That last category deserves some further explanation. When engineers are working to develop a new system, otherwise ordinary and sensible authentication/authorizations measures become a major nuisance. The process of software development always requires repeated logins, shutdowns, and tests forcing the user to re-authenticate themselves and negotiate security controls. It is therefore understandable when engineers create simpler, easier access routes to the system under development, to expedite their work and minimize frustration.
Such “back-door” access points become a problem when those same engineers forget (or simply neglect) to remove them after the developed system is released for others to use.
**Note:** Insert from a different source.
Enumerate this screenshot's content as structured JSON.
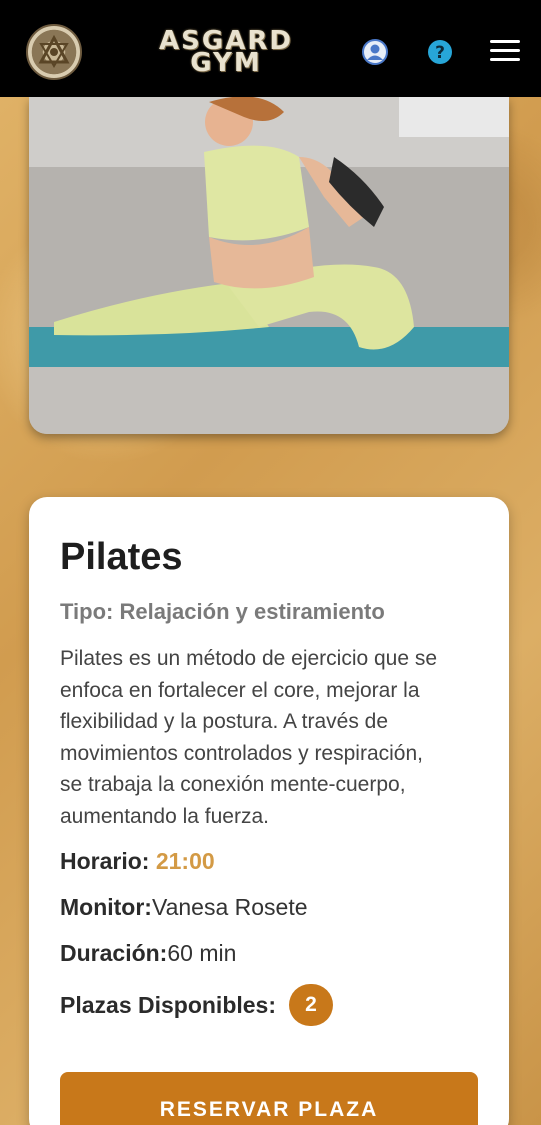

An interesting example of this very point was the so-called basisk vulnerability discovered in some Siemens S7 PLC products. A security researcher named Dillon Beresford working for NSS Labs discovered a telnet service running on certain models of Siemens S7 PLCs with a user account named “basisk” (the password for this account being the same as the user name). All one needed to do in order to gain privileged access to the PLC’s operating system was connect to the PLC using a telnet client and enter “basisk” for the user name and “basisk” for the password! Clearly, this was a back-door account used by Siemens engineers during development of that PLC product line, but it was not closed prior to releasing the PLC for general use.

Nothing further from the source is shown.